Sunday 2 August 2009

William Dalrymple Articles

William Dalrymple is one of my favourite authors and his articles on Pakistan (1,2,3) stand out for the level of research and knowledge in them when most journalists and writers just go for the "Pakistan is doomed as a failed state" line (without actually having been to Pakistan or met many Pakistani's).

In the same way although I don't agree with everything he writes, his articles on Islam are usually well-informed. Two I enjoyed were his New Statesman cover story on Islamophobia:

As Jason Burke points out at the end of his excellent book Al-Qaeda, "The greatest weapon in the war on terrorism is the courage, decency, humour and integrity of the vast proportion of the world's 1.2 billion Muslims. It is this that is restricting the spread of al-Qaeda, not the activities of counter-terrorism experts. Without it, we are lost. There is indeed a battle between the west and men like Bin Laden. But it is not a battle for global supremacy. It is a battle for hearts and minds. And it is a battle that we, and our allies in the Muslim world, are currently losing."

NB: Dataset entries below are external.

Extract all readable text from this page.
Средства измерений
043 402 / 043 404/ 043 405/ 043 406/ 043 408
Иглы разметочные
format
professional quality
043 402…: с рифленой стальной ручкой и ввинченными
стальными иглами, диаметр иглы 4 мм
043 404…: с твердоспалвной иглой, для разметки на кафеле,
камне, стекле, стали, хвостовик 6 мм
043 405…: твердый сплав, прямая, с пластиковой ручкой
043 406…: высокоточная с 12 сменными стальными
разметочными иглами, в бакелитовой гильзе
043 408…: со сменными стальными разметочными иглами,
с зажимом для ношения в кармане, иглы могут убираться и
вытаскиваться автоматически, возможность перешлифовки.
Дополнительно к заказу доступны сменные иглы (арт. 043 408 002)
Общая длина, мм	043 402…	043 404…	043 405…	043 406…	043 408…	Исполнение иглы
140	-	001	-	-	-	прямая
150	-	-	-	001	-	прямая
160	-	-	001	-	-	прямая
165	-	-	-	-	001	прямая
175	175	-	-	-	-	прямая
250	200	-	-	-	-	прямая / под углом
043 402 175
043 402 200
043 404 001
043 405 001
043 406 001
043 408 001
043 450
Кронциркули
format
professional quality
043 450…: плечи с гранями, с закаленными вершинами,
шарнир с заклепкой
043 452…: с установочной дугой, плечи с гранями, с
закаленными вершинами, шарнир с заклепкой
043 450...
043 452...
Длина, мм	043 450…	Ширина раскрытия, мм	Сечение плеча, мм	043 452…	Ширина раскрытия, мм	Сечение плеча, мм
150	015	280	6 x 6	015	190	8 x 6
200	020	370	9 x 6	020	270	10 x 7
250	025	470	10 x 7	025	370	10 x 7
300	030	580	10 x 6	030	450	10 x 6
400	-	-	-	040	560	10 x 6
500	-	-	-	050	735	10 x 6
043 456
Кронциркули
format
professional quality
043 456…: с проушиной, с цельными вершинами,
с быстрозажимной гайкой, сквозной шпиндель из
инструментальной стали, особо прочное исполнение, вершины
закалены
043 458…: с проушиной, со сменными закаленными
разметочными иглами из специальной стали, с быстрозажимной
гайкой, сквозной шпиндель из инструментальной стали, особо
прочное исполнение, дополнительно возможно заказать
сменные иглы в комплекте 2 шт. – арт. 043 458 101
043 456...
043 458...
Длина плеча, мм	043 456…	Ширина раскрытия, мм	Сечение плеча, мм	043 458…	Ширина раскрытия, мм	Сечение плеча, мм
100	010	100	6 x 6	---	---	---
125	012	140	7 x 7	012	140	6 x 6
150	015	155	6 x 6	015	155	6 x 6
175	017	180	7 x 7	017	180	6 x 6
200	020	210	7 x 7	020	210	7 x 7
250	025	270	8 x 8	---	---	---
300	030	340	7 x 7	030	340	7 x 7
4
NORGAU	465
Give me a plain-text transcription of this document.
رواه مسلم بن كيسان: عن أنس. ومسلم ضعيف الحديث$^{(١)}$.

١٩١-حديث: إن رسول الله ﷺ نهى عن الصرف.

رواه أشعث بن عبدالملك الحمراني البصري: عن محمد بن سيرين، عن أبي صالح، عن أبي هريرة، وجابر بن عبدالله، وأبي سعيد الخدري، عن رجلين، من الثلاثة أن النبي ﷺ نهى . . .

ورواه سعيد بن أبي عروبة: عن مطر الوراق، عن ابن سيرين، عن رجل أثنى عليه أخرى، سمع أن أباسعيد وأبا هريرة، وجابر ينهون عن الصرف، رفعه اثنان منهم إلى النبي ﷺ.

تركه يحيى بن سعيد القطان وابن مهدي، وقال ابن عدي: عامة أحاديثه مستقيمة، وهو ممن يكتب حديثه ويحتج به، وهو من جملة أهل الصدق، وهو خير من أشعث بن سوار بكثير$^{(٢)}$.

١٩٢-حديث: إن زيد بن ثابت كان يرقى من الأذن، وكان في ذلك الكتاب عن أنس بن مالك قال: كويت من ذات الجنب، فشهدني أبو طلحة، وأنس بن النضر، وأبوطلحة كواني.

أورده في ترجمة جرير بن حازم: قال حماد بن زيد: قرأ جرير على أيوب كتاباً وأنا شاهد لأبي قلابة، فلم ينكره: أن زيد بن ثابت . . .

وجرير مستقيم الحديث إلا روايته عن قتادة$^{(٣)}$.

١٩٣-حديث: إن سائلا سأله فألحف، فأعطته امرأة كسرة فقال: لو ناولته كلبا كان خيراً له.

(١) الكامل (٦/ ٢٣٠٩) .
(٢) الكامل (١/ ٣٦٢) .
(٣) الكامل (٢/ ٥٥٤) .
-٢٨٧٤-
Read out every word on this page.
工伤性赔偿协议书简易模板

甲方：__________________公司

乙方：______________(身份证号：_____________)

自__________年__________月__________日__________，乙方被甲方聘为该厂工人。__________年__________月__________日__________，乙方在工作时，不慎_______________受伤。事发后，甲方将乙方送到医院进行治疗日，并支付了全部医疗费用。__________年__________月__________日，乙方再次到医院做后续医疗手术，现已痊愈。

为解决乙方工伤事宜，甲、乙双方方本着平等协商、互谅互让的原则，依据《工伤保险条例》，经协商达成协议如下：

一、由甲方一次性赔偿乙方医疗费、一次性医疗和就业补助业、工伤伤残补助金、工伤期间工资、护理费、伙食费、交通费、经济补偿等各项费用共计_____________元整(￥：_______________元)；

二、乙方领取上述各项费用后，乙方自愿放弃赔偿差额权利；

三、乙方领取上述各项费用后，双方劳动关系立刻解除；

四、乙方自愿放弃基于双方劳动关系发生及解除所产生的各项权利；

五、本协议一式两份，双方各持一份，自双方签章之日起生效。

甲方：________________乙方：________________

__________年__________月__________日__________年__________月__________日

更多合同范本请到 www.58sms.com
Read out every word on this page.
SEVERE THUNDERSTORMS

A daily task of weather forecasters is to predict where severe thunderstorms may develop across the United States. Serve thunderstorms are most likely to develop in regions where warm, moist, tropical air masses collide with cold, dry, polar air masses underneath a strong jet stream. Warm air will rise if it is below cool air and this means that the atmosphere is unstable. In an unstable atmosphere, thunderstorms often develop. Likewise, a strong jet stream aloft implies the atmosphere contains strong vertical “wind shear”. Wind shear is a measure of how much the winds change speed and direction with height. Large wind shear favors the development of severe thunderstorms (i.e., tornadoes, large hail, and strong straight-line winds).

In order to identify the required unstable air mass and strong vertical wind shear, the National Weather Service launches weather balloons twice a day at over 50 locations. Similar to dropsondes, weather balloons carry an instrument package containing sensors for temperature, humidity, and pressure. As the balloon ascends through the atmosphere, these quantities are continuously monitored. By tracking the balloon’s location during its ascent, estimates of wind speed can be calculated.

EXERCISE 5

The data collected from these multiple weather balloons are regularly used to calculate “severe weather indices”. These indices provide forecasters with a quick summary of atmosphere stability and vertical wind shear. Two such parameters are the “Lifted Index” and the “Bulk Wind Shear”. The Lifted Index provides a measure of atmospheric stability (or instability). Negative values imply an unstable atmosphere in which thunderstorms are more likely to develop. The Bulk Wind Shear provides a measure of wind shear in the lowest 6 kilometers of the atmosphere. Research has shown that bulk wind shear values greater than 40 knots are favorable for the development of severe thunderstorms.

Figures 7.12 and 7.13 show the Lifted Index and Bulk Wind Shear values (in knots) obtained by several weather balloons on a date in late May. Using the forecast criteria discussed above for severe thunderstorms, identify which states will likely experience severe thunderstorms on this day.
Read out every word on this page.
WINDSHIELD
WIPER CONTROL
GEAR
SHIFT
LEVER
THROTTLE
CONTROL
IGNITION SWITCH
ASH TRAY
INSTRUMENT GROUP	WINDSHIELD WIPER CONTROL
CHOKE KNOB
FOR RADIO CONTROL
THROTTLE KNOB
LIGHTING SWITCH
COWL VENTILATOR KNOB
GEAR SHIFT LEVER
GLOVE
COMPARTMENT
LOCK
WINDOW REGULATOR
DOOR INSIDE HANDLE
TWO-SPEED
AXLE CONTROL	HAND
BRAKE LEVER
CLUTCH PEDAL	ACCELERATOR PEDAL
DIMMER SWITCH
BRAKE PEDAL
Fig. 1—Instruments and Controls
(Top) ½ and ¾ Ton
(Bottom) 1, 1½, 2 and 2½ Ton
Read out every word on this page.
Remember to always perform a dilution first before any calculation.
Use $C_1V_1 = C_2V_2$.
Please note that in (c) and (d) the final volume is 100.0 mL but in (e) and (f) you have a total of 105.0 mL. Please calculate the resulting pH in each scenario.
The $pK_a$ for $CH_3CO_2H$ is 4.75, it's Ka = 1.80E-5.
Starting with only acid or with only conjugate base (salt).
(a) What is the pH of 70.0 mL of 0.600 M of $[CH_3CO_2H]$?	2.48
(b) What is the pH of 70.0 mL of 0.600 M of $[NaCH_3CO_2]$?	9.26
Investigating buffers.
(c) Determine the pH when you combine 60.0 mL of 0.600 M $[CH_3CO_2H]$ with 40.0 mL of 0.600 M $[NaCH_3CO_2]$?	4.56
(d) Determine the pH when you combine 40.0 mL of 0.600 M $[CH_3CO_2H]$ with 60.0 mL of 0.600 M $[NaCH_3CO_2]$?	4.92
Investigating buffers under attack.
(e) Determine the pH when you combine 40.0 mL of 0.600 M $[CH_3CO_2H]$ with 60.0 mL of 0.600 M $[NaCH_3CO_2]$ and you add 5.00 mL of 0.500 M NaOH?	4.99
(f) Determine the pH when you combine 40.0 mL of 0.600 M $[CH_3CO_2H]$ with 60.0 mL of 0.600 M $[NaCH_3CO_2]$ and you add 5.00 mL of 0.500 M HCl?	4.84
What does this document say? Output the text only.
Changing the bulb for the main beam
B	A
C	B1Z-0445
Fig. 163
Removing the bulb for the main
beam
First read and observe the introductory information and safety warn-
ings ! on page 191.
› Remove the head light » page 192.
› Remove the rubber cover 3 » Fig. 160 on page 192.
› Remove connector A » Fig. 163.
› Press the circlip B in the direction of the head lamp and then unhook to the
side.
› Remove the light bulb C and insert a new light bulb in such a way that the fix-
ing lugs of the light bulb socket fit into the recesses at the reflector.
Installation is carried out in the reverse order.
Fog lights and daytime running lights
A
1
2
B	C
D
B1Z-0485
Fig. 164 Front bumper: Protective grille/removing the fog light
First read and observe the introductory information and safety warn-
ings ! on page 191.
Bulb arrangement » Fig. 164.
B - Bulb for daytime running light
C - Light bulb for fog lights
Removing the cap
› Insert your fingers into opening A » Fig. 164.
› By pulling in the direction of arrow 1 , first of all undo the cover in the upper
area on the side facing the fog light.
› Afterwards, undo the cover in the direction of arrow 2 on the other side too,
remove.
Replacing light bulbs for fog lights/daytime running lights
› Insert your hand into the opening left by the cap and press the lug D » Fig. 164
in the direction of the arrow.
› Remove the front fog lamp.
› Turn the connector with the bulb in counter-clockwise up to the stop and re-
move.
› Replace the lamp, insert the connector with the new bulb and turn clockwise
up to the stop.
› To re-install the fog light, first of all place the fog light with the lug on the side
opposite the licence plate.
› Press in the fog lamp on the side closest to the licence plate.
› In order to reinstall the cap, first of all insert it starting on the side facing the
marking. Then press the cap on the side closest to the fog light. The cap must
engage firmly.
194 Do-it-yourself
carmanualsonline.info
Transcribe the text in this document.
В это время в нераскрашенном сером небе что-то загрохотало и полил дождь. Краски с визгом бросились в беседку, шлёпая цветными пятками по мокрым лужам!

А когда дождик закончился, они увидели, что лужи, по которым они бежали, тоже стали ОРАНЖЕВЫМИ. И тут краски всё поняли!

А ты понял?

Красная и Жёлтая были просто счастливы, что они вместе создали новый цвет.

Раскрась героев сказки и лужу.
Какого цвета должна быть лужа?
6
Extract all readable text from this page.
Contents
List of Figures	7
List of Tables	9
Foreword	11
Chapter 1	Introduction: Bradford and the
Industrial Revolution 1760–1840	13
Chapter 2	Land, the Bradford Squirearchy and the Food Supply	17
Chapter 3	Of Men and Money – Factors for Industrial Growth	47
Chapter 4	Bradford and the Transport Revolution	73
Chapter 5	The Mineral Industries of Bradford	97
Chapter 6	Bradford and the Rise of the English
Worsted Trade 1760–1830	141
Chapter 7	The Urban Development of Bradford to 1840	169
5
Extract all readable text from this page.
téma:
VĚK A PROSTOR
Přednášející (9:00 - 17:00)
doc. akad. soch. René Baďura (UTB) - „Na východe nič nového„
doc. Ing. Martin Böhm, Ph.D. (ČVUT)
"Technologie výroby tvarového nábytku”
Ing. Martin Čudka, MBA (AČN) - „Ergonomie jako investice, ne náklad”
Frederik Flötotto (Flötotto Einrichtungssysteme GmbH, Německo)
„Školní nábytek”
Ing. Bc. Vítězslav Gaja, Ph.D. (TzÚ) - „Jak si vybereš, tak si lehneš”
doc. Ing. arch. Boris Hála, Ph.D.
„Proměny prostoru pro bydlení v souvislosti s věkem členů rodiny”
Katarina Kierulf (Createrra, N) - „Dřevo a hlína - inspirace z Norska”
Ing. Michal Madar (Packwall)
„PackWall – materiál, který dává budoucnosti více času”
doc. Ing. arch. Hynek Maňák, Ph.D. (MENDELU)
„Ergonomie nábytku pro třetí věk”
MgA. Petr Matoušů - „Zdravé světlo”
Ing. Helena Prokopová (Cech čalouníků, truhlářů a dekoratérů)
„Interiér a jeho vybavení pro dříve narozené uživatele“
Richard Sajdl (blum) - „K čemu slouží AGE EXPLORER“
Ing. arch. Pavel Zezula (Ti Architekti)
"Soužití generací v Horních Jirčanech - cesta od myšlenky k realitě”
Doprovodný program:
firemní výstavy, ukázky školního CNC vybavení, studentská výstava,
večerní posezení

and his refutation of the nonsense the Islamophobe Martin Amis has been spouting:

It is the lack of nuance that is most alarming. For Amis, all Islamists are the same, whether mass-murdering jihadis, or completely non-violent but religiously conservative democrats. Nor is it just the militant Islamists he dislikes: ordinary Muslims are regarded with equal contempt. He writes, with deep distaste, of “the writhing moustaches of Pakistan” and “the shoving, jabbing, jeering brotherhood” that Christopher Hitchens encounters in Peshawar. It seems, to Amis, that people’s religion and ethnicity can remove them from rational discourse, and relegate them to the position of untermenschen.